Now, I understand that there are some stories that are bigger than others. At the top of the page ("above the fold" in computer terms), there are five or six main stories that draw your attention right away. And most of the information I'm talking about is "below the fold" when your scroll down some. However, I feel like the website tries to look like the front page of the paper. You got headlines, followed by the first paragraph of the story. And that adds up to a
lot of text.
This crowding has two effects on me as a reader.
First, I get distracted from the headline, which is what I want to read first. If I don't care about the headline, then I just skip over it. The sites I'm talking about don't let you skip over it - they foist half the story onto the page anyways, making you read it.
This brings me to my second point. The long blurb crowds the page, and makes all the other text smaller. And the instinct is to lean in to the computer screen to read smaller text. This has adverse effects on my eyes, and my head. As you lean in closer to the screen, your eyes just start to hurt.

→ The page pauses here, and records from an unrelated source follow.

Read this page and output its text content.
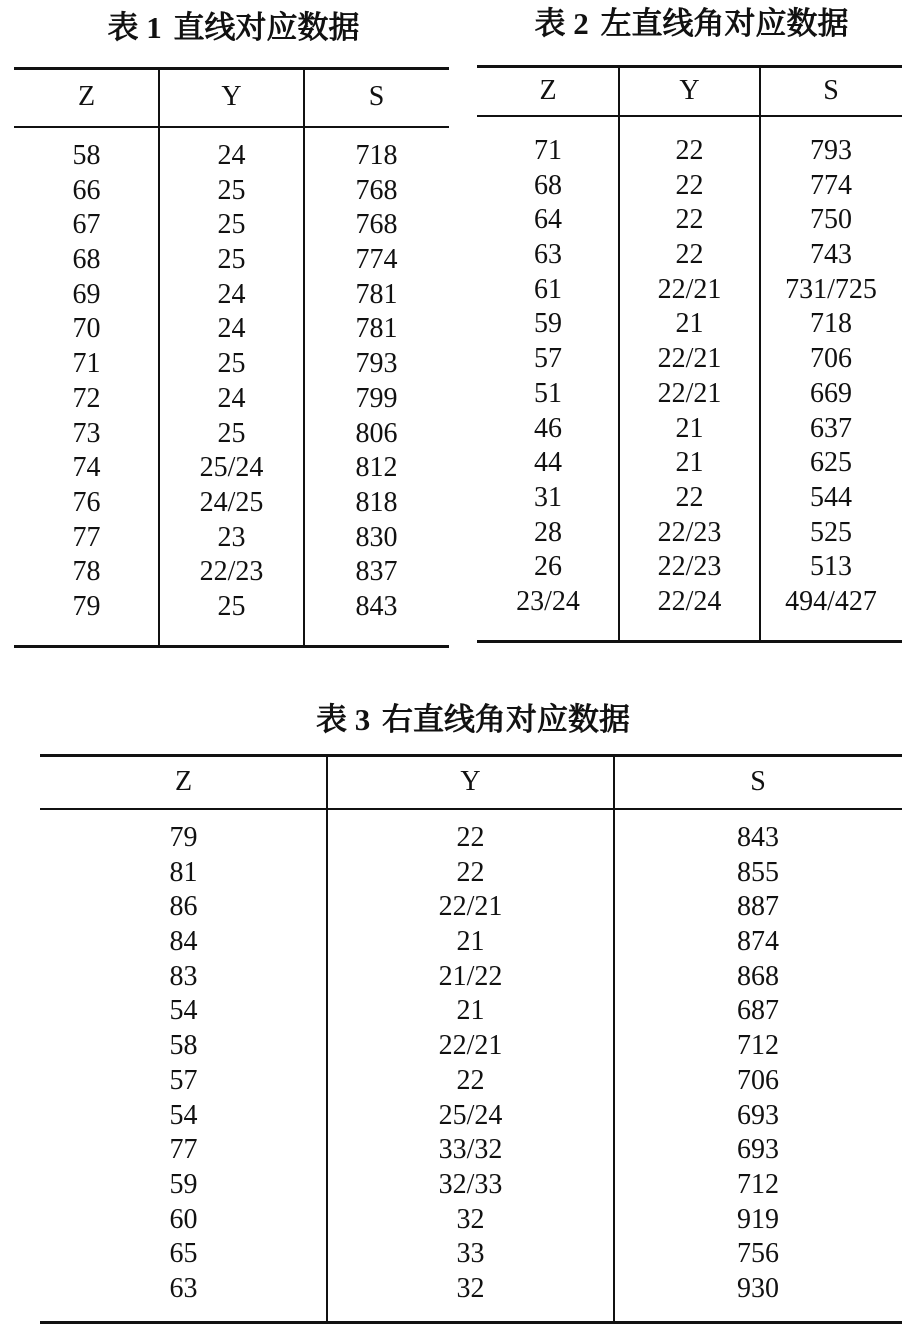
表 1 直线对应数据
Z	Y	S
58	24	718
66	25	768
67	25	768
68	25	774
69	24	781
70	24	781
71	25	793
72	24	799
73	25	806
74	25/24	812
76	24/25	818
77	23	830
78	22/23	837
79	25	843
表 2 左直线角对应数据
Z	Y	S
71	22	793
68	22	774
64	22	750
63	22	743
61	22/21	731/725
59	21	718
57	22/21	706
51	22/21	669
46	21	637
44	21	625
31	22	544
28	22/23	525
26	22/23	513
23/24	22/24	494/427
表 3 右直线角对应数据
Z	Y	S
79	22	843
81	22	855
86	22/21	887
84	21	874
83	21/22	868
54	21	687
58	22/21	712
57	22	706
54	25/24	693
77	33/32	693
59	32/33	712
60	32	919
65	33	756
63	32	930
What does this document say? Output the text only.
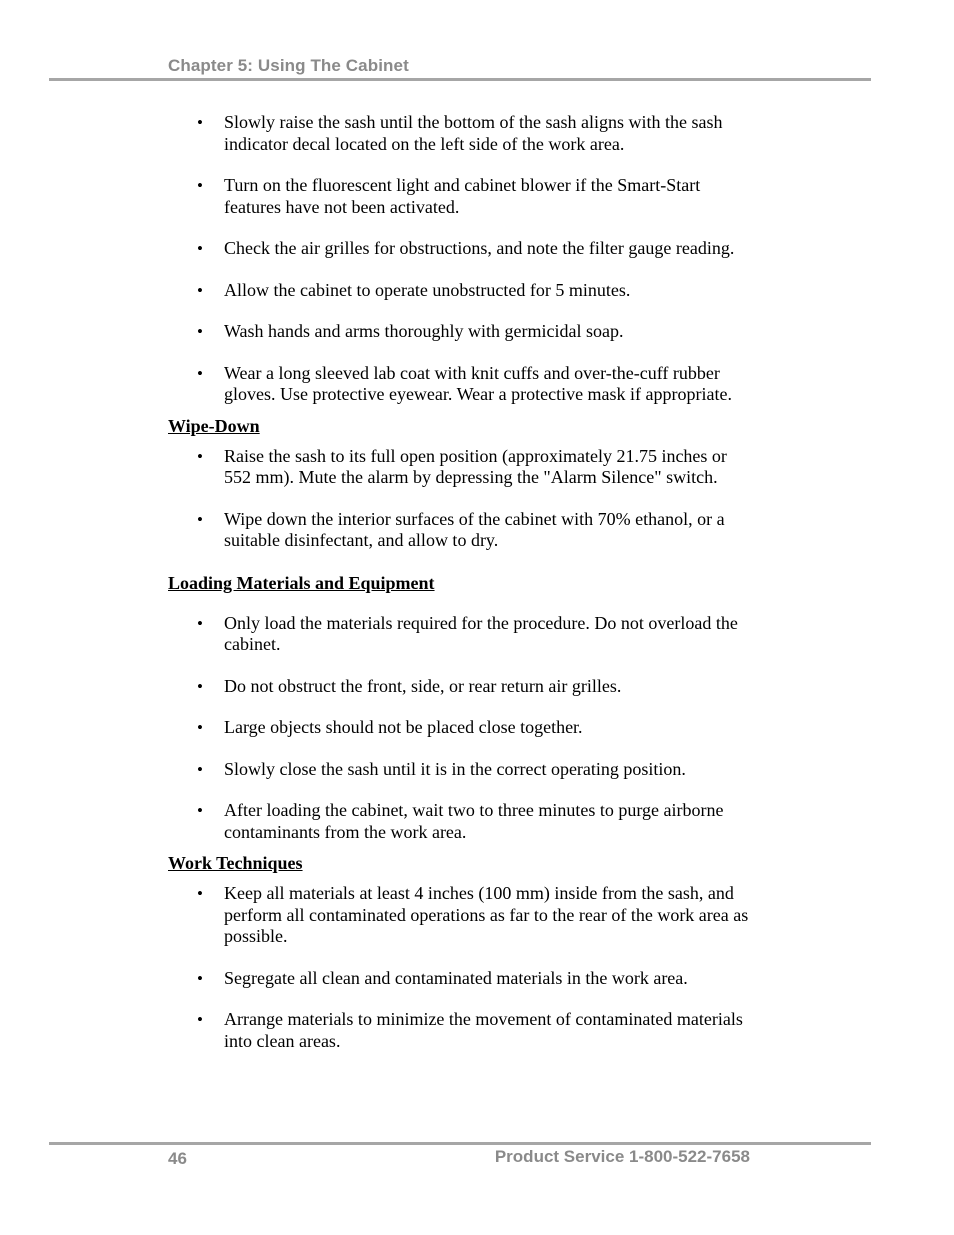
Chapter 5: Using The Cabinet
• Slowly raise the sash until the bottom of the sash aligns with the sash indicator decal located on the left side of the work area.
• Turn on the fluorescent light and cabinet blower if the Smart-Start features have not been activated.
• Check the air grilles for obstructions, and note the filter gauge reading.
• Allow the cabinet to operate unobstructed for 5 minutes.
• Wash hands and arms thoroughly with germicidal soap.
• Wear a long sleeved lab coat with knit cuffs and over-the-cuff rubber gloves. Use protective eyewear. Wear a protective mask if appropriate.

Wipe-Down

• Raise the sash to its full open position (approximately 21.75 inches or 552 mm). Mute the alarm by depressing the "Alarm Silence" switch.
• Wipe down the interior surfaces of the cabinet with 70% ethanol, or a suitable disinfectant, and allow to dry.

Loading Materials and Equipment

• Only load the materials required for the procedure. Do not overload the cabinet.
• Do not obstruct the front, side, or rear return air grilles.
• Large objects should not be placed close together.
• Slowly close the sash until it is in the correct operating position.
• After loading the cabinet, wait two to three minutes to purge airborne contaminants from the work area.

Work Techniques

• Keep all materials at least 4 inches (100 mm) inside from the sash, and perform all contaminated operations as far to the rear of the work area as possible.
• Segregate all clean and contaminated materials in the work area.
• Arrange materials to minimize the movement of contaminated materials into clean areas.
46	Product Service 1-800-522-7658
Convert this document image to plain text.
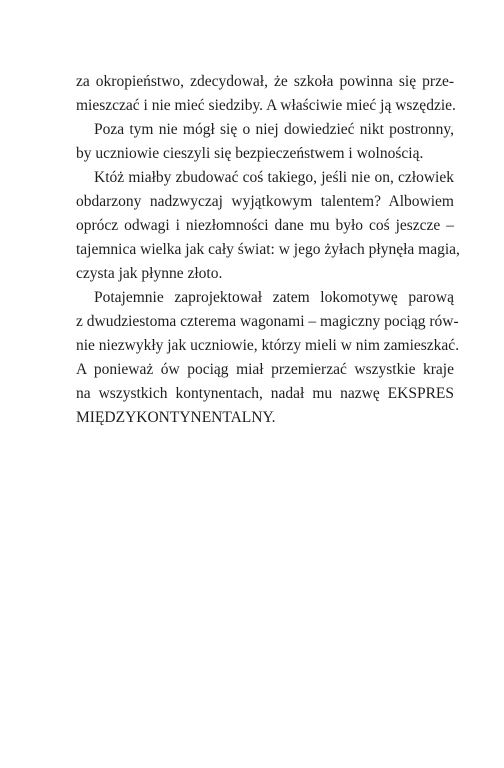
za okropieństwo, zdecydował, że szkoła powinna się prze-
mieszczać i nie mieć siedziby. A właściwie mieć ją wszędzie.
Poza tym nie mógł się o niej dowiedzieć nikt postronny,
by uczniowie cieszyli się bezpieczeństwem i wolnością.
Któż miałby zbudować coś takiego, jeśli nie on, człowiek
obdarzony nadzwyczaj wyjątkowym talentem? Albowiem
oprócz odwagi i niezłomności dane mu było coś jeszcze –
tajemnica wielka jak cały świat: w jego żyłach płynęła magia,
czysta jak płynne złoto.
Potajemnie zaprojektował zatem lokomotywę parową
z dwudziestoma czterema wagonami – magiczny pociąg rów-
nie niezwykły jak uczniowie, którzy mieli w nim zamieszkać.
A ponieważ ów pociąg miał przemierzać wszystkie kraje
na wszystkich kontynentach, nadał mu nazwę EKSPRES
MIĘDZYKONTYNENTALNY.
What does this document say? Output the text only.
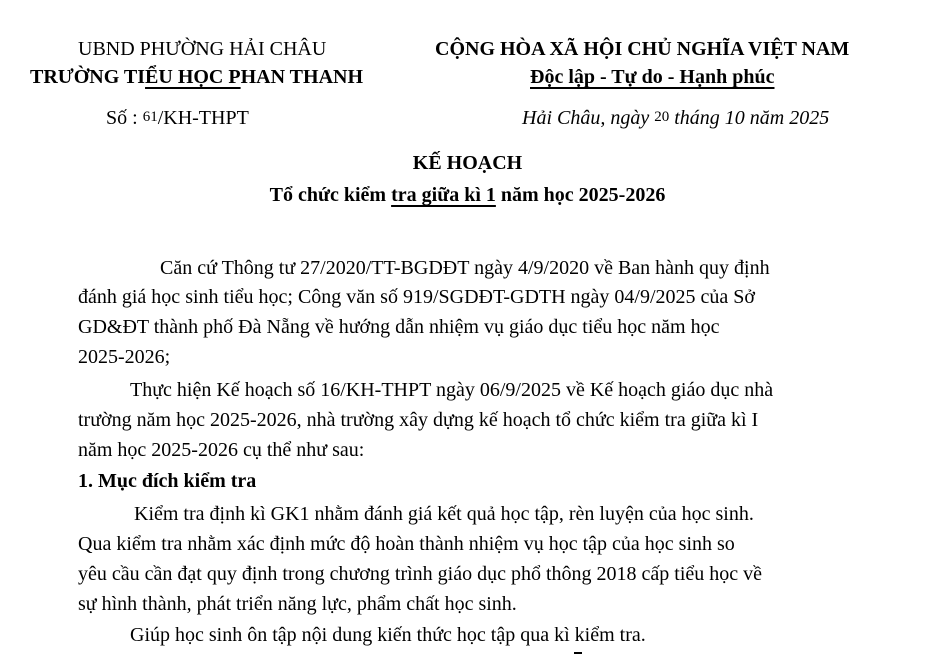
UBND PHƯỜNG HẢI CHÂU
TRƯỜNG TIỂU HỌC PHAN THANH
Số : 61/KH-THPT
CỘNG HÒA XÃ HỘI CHỦ NGHĨA VIỆT NAM
Độc lập - Tự do - Hạnh phúc
Hải Châu, ngày 20 tháng 10 năm 2025
KẾ HOẠCH
Tổ chức kiểm tra giữa kì 1 năm học 2025-2026
Căn cứ Thông tư 27/2020/TT-BGDĐT ngày 4/9/2020 về Ban hành quy định
đánh giá học sinh tiểu học; Công văn số 919/SGDĐT-GDTH ngày 04/9/2025 của Sở
GD&ĐT thành phố Đà Nẵng về hướng dẫn nhiệm vụ giáo dục tiểu học năm học
2025-2026;
Thực hiện Kế hoạch số 16/KH-THPT ngày 06/9/2025 về Kế hoạch giáo dục nhà
trường năm học 2025-2026, nhà trường xây dựng kế hoạch tổ chức kiểm tra giữa kì I
năm học 2025-2026 cụ thể như sau:
1. Mục đích kiểm tra
Kiểm tra định kì GK1 nhằm đánh giá kết quả học tập, rèn luyện của học sinh.
Qua kiểm tra nhằm xác định mức độ hoàn thành nhiệm vụ học tập của học sinh so
yêu cầu cần đạt quy định trong chương trình giáo dục phổ thông 2018 cấp tiểu học về
sự hình thành, phát triển năng lực, phẩm chất học sinh.
Giúp học sinh ôn tập nội dung kiến thức học tập qua kì kiểm tra.
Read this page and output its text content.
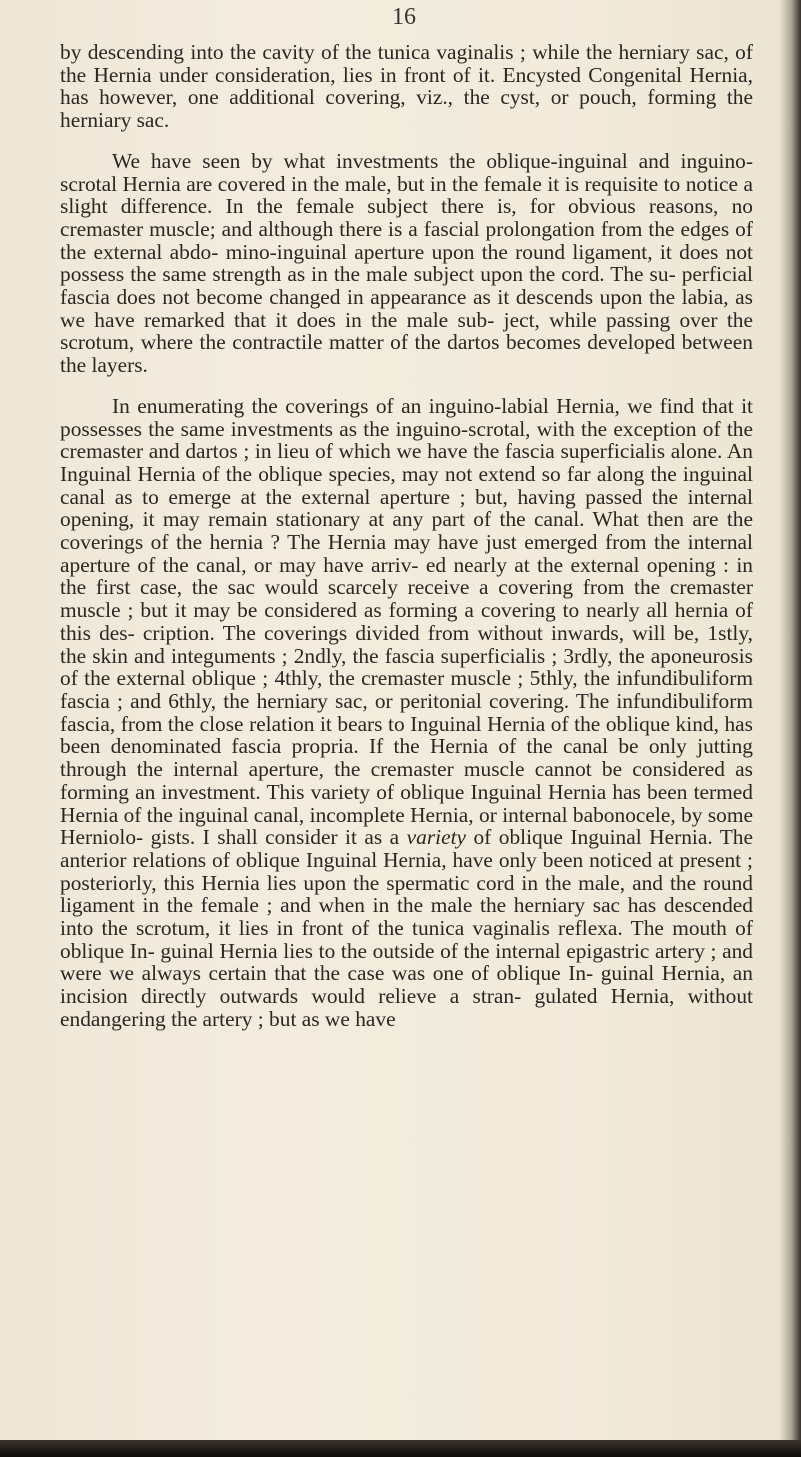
16

by descending into the cavity of the tunica vaginalis ; while the herniary sac, of the Hernia under consideration, lies in front of it. Encysted Congenital Hernia, has however, one additional covering, viz., the cyst, or pouch, forming the herniary sac.

We have seen by what investments the oblique-inguinal and inguino-scrotal Hernia are covered in the male, but in the female it is requisite to notice a slight difference. In the female subject there is, for obvious reasons, no cremaster muscle; and although there is a fascial prolongation from the edges of the external abdo- mino-inguinal aperture upon the round ligament, it does not possess the same strength as in the male subject upon the cord. The su- perficial fascia does not become changed in appearance as it descends upon the labia, as we have remarked that it does in the male sub- ject, while passing over the scrotum, where the contractile matter of the dartos becomes developed between the layers.

In enumerating the coverings of an inguino-labial Hernia, we find that it possesses the same investments as the inguino-scrotal, with the exception of the cremaster and dartos ; in lieu of which we have the fascia superficialis alone. An Inguinal Hernia of the oblique species, may not extend so far along the inguinal canal as to emerge at the external aperture ; but, having passed the internal opening, it may remain stationary at any part of the canal. What then are the coverings of the hernia ? The Hernia may have just emerged from the internal aperture of the canal, or may have arriv- ed nearly at the external opening : in the first case, the sac would scarcely receive a covering from the cremaster muscle ; but it may be considered as forming a covering to nearly all hernia of this des- cription. The coverings divided from without inwards, will be, 1stly, the skin and integuments ; 2ndly, the fascia superficialis ; 3rdly, the aponeurosis of the external oblique ; 4thly, the cremaster muscle ; 5thly, the infundibuliform fascia ; and 6thly, the herniary sac, or peritonial covering. The infundibuliform fascia, from the close relation it bears to Inguinal Hernia of the oblique kind, has been denominated fascia propria. If the Hernia of the canal be only jutting through the internal aperture, the cremaster muscle cannot be considered as forming an investment. This variety of oblique Inguinal Hernia has been termed Hernia of the inguinal canal, incomplete Hernia, or internal babonocele, by some Herniolo- gists. I shall consider it as a variety of oblique Inguinal Hernia. The anterior relations of oblique Inguinal Hernia, have only been noticed at present ; posteriorly, this Hernia lies upon the spermatic cord in the male, and the round ligament in the female ; and when in the male the herniary sac has descended into the scrotum, it lies in front of the tunica vaginalis reflexa. The mouth of oblique In- guinal Hernia lies to the outside of the internal epigastric artery ; and were we always certain that the case was one of oblique In- guinal Hernia, an incision directly outwards would relieve a stran- gulated Hernia, without endangering the artery ; but as we have
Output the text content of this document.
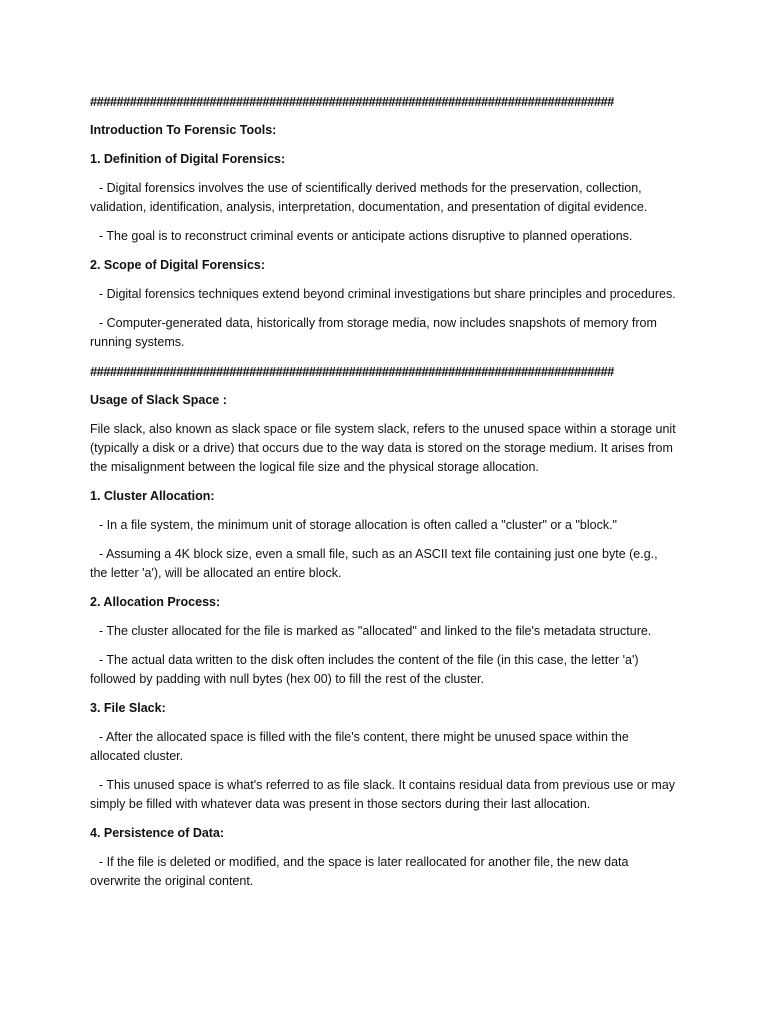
###############################################################################
Introduction To Forensic Tools:
1. Definition of Digital Forensics:
- Digital forensics involves the use of scientifically derived methods for the preservation, collection, validation, identification, analysis, interpretation, documentation, and presentation of digital evidence.
- The goal is to reconstruct criminal events or anticipate actions disruptive to planned operations.
2. Scope of Digital Forensics:
- Digital forensics techniques extend beyond criminal investigations but share principles and procedures.
- Computer-generated data, historically from storage media, now includes snapshots of memory from running systems.
###############################################################################
Usage of Slack Space :
File slack, also known as slack space or file system slack, refers to the unused space within a storage unit (typically a disk or a drive) that occurs due to the way data is stored on the storage medium. It arises from the misalignment between the logical file size and the physical storage allocation.
1. Cluster Allocation:
- In a file system, the minimum unit of storage allocation is often called a "cluster" or a "block."
- Assuming a 4K block size, even a small file, such as an ASCII text file containing just one byte (e.g., the letter 'a'), will be allocated an entire block.
2. Allocation Process:
- The cluster allocated for the file is marked as "allocated" and linked to the file's metadata structure.
- The actual data written to the disk often includes the content of the file (in this case, the letter 'a') followed by padding with null bytes (hex 00) to fill the rest of the cluster.
3. File Slack:
- After the allocated space is filled with the file's content, there might be unused space within the allocated cluster.
- This unused space is what's referred to as file slack. It contains residual data from previous use or may simply be filled with whatever data was present in those sectors during their last allocation.
4. Persistence of Data:
- If the file is deleted or modified, and the space is later reallocated for another file, the new data overwrite the original content.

What the newspaper companies need to figure out is that web text is different from print text. A newspaper does not generate light, it only reflects light into your eye. A computer screen, on the other hand, generates lots of little light waves that shoot off in all directions. The closer your eyes are to the screen, the more of these light waves hit your eye. This causes eye strain, brain overload, and in general, me quickly closing my web browser.
In contrast, I love the
Washington Post's website because they take away the subtext. There's only a few words beneath the headlines, which can now be in bold font, which I can read from across the room. Which is what I ask for, when I'm scanning a page to see what stories I do and do not want to read.
More news sites should follow the Post's lead, and make the website and the newspaper two different entities.